On parle peu du cyber dans le BTP, mais en 2026 c’est le risque numéro un côté assurance, tous secteurs confondus. Et la rénovation énergétique n’est pas à l’écart. Tu as des devis, des coordonnées bancaires, des dossiers clients, des plateformes, des échanges de plans, des boîtes mail qui servent de salle de marché. Une attaque, un faux RIB, une boîte compromise, et tu peux perdre une trésorerie en quelques heures.

Le scénario classique, c’est le mail de “changement d’IBAN” qui part au bon moment. Le client paie, l’argent part, et tout le monde se renvoie la balle. Toi, tu as fait ton chantier, mais tu te retrouves avec un impayé et un conflit. Autre scénario: ransomware sur le serveur de la boîte ou sur le logiciel de facturation.

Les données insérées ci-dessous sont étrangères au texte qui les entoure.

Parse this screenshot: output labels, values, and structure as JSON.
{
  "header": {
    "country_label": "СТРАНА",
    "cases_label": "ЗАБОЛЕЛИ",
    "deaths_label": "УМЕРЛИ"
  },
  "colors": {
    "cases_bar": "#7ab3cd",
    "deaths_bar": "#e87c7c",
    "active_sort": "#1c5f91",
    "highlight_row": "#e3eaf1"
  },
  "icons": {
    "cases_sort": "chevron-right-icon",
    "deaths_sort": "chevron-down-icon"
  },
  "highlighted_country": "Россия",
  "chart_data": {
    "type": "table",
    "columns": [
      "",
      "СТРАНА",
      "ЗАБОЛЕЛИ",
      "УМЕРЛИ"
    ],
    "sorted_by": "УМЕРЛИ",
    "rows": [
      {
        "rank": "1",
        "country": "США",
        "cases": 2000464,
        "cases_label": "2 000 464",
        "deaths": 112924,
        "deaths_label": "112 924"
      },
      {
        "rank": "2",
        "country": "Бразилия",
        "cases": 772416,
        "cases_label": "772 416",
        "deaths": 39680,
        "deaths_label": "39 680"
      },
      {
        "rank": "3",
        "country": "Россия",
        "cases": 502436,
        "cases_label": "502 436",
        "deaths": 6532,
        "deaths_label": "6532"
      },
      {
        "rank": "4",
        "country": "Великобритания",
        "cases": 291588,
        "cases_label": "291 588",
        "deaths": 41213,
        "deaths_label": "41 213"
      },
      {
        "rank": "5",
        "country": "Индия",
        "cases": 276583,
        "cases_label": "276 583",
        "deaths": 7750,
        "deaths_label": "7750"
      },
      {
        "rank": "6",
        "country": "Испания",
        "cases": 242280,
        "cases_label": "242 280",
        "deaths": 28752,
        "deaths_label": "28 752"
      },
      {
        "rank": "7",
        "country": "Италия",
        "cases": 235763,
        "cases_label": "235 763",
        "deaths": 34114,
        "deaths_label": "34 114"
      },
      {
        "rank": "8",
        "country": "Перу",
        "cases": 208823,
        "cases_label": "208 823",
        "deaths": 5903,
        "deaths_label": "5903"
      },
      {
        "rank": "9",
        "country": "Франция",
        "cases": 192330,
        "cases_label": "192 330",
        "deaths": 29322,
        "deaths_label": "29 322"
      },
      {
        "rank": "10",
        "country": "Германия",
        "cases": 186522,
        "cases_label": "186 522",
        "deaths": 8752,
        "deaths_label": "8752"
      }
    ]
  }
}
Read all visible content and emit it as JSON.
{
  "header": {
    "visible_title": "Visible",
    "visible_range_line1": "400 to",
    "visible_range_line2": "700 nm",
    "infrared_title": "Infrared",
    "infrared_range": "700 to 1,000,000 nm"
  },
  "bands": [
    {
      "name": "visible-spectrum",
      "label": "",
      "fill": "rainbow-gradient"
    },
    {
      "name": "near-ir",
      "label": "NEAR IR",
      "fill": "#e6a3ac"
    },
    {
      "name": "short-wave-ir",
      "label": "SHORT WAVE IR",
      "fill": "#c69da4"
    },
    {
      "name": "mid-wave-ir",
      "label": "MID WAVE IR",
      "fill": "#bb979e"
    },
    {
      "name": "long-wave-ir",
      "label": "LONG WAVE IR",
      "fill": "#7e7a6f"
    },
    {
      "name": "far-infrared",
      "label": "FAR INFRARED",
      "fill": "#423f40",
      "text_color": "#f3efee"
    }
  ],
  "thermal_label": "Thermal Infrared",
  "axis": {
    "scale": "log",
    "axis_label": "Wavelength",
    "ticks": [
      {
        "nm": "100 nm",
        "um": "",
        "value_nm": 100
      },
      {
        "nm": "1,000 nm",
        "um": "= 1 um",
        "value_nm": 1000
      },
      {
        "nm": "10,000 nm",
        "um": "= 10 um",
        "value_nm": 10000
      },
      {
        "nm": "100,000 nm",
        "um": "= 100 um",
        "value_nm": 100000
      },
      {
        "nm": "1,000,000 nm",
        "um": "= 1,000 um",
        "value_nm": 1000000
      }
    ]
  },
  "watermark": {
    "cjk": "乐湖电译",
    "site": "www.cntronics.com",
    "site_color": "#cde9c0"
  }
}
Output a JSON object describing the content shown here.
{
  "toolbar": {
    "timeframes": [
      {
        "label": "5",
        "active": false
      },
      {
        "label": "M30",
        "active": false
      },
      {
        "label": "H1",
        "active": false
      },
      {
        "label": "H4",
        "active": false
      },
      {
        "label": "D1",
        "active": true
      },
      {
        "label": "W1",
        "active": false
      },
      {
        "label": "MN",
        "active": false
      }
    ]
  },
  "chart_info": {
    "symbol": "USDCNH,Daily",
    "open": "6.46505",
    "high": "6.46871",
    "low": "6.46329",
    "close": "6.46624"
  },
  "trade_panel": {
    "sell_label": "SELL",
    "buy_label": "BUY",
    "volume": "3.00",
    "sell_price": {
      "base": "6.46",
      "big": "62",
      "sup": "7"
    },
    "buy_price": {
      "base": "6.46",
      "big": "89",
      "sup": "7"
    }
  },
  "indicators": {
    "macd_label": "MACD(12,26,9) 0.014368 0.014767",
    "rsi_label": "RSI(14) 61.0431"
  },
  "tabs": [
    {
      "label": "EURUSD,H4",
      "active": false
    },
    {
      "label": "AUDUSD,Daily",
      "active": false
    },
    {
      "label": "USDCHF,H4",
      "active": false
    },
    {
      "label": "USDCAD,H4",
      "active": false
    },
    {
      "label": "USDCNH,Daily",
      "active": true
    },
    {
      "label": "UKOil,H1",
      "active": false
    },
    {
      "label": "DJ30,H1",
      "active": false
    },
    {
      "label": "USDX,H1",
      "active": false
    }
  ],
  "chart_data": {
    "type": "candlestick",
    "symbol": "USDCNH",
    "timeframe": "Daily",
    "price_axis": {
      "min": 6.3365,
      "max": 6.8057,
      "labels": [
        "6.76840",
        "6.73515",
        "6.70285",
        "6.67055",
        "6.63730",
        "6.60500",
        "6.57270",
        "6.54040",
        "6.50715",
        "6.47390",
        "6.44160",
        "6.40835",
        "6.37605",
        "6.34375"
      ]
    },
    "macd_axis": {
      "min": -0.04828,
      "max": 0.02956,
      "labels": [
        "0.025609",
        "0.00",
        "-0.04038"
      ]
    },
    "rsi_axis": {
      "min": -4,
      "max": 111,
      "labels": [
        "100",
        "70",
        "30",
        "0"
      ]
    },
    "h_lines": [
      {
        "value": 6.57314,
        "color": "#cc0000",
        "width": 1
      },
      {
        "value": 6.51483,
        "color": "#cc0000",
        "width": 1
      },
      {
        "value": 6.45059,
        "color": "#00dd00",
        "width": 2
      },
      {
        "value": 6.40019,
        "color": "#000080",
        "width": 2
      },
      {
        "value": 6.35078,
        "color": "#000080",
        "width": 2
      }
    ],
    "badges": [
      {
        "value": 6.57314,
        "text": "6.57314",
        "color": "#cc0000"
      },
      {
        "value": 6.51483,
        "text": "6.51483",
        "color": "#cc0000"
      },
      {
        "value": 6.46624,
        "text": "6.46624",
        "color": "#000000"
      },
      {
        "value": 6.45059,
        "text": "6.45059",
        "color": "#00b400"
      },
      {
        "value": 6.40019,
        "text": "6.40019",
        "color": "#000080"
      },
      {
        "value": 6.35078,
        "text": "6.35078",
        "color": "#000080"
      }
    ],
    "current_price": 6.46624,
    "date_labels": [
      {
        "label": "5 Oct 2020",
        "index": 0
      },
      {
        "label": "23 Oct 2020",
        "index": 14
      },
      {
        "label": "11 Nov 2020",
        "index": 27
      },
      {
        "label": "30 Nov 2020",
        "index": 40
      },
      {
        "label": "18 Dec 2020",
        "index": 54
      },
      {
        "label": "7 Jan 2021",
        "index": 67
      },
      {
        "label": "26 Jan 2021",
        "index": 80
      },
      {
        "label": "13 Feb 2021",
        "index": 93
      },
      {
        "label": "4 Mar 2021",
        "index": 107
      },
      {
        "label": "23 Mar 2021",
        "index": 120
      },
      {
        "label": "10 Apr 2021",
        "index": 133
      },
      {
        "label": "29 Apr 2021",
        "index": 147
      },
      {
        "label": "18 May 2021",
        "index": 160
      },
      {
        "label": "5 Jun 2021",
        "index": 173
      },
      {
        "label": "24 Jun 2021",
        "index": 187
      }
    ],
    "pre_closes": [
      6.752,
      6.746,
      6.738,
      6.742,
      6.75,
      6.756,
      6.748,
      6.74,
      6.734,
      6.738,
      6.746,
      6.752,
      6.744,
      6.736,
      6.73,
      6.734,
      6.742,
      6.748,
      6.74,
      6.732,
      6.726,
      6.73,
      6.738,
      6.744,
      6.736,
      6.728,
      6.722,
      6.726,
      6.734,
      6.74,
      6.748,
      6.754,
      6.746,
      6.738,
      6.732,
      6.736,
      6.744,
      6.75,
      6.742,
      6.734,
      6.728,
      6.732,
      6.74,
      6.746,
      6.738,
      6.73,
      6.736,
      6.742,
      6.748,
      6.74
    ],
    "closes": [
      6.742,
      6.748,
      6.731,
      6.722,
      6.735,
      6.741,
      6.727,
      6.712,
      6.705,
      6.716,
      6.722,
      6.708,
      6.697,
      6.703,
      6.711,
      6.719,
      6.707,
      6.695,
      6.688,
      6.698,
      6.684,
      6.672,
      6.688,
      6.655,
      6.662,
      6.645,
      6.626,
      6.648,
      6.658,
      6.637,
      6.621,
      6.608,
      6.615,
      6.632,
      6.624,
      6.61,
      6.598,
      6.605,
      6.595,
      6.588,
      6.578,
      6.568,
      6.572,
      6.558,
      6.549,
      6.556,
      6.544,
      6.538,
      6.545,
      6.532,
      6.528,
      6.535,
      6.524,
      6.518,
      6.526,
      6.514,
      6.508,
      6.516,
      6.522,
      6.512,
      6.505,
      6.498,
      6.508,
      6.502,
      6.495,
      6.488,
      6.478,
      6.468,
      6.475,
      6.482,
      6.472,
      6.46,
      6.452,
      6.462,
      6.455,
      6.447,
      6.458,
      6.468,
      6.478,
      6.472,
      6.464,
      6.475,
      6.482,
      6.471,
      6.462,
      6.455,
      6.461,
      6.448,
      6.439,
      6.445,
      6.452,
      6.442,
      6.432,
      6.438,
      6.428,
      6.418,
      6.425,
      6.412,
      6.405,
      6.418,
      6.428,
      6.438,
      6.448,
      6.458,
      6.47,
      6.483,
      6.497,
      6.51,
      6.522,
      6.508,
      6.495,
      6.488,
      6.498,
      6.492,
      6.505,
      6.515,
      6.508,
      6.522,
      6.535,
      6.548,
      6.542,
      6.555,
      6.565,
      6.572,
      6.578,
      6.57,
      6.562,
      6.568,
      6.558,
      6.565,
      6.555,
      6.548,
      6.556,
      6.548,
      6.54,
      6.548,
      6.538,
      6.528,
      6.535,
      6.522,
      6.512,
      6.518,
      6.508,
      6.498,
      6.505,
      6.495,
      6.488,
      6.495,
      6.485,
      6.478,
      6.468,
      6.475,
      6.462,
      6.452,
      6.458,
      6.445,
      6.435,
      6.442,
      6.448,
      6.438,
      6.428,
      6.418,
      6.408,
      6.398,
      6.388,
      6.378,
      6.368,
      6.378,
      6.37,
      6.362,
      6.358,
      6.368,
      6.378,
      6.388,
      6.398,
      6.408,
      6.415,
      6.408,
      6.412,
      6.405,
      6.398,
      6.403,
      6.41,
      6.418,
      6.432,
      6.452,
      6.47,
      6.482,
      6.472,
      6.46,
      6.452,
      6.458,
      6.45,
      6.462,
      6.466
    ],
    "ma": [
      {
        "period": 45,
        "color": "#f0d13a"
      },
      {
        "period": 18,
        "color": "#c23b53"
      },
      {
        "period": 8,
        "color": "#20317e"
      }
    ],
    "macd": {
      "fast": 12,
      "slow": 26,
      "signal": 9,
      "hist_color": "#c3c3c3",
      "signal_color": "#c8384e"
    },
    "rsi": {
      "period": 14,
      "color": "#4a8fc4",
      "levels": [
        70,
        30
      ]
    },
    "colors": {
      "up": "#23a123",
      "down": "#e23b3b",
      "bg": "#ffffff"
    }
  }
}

Tu perds l’accès aux dossiers, tu ne peux plus prouver tes validations, tes PV, tes commandes. Pour l’assureur, c’est un risque opérationnel, pas juste informatique.

Ajoute l’environnement économique et politique. Les débats budgétaires pèsent sur la vision des aides, sur la stabilité du marché, et ça se ressent dans les carnets de commandes. Il y a un objectif affiché de 120 000 rénovations globales en 2026, plus 150 000 opérations de remplacement de chauffages fossiles. Sauf qu’on parle aussi d’un stock de 83 000 dossiers non traités fin 2025, ce qui peut limiter les nouvelles demandes. Pour une entreprise, ça veut dire à-coups, sous-traitance, pression sur les délais.

Didier Brosse, côté fédération BTP, a lâché une phrase qui tourne beaucoup: “Sur la rénovation, je suis inquiet pour 2026. Plus aucun dossier ne se dépose.” Quand le marché se tend, tu vois apparaître des pratiques à risque: sous-traitants choisis trop vite, contrôles allégés, réception bâclée pour facturer. Et là, c’est le cercle vicieux: plus de sinistres, primes plus hautes, assureurs plus durs, et les bons élèves paient pour les autres.

À retenir

  • En 2026, les primes décennales montent souvent de 5 % à 15 %, avec des pics selon les métiers.
  • Les non-conformités et critères d’aides peuvent déclencher litiges, même si les travaux sont faits.
  • Le climat et les mouvements de sol rendent certains désordres plus probables après rénovation.
  • Les interfaces techniques (ITE, ventilation, PAC, PV) concentrent une grosse partie des sinistres.
  • Le cyber et l’instabilité des aides fragilisent la trésorerie et la traçabilité des chantiers.

Questions fréquentes

Pourquoi ma décennale augmente en 2026 alors que je n’ai aucun sinistre ?

Parce que l’assureur répercute un risque global : inflation des coûts de réparation, indexation via le BT01, sinistres climatiques plus fréquents et chantiers plus techniques. Même avec un bon historique, tu peux subir une revalorisation liée au marché et à la sinistralité du secteur.

Quels désordres sont les plus à risque en rénovation énergétique ?

Tout ce qui touche aux interfaces : étanchéité à l’air, gestion de la vapeur d’eau, points singuliers en isolation extérieure, ventilation insuffisante après remplacement des menuiseries, et intégration des systèmes type pompe à chaleur ou photovoltaïque. Les problèmes apparaissent souvent après la réception, quand le bâtiment est réellement utilisé.

Le climat peut-il vraiment peser sur ma responsabilité après travaux ?

Oui, parce que modifier l’enveloppe peut changer le comportement du bâti face aux tempêtes, infiltrations et mouvements de terrain. Les assureurs surveillent particulièrement les événements naturels à forte sévérité. Si un désordre est aggravé par une conception ou une mise en œuvre inadaptée au contexte, ton exposition augmente.

Le cyber, c’est vraiment un sujet pour une petite boîte de rénovation ?

Oui. Une boîte mail compromise, un faux RIB, un ransomware sur la facturation ou les dossiers chantier peut bloquer l’activité et créer des impayés ou des litiges. En 2026, le cyber est identifié comme un risque majeur côté assurance, et il touche aussi les petites structures parce qu’elles sont souvent moins protégées.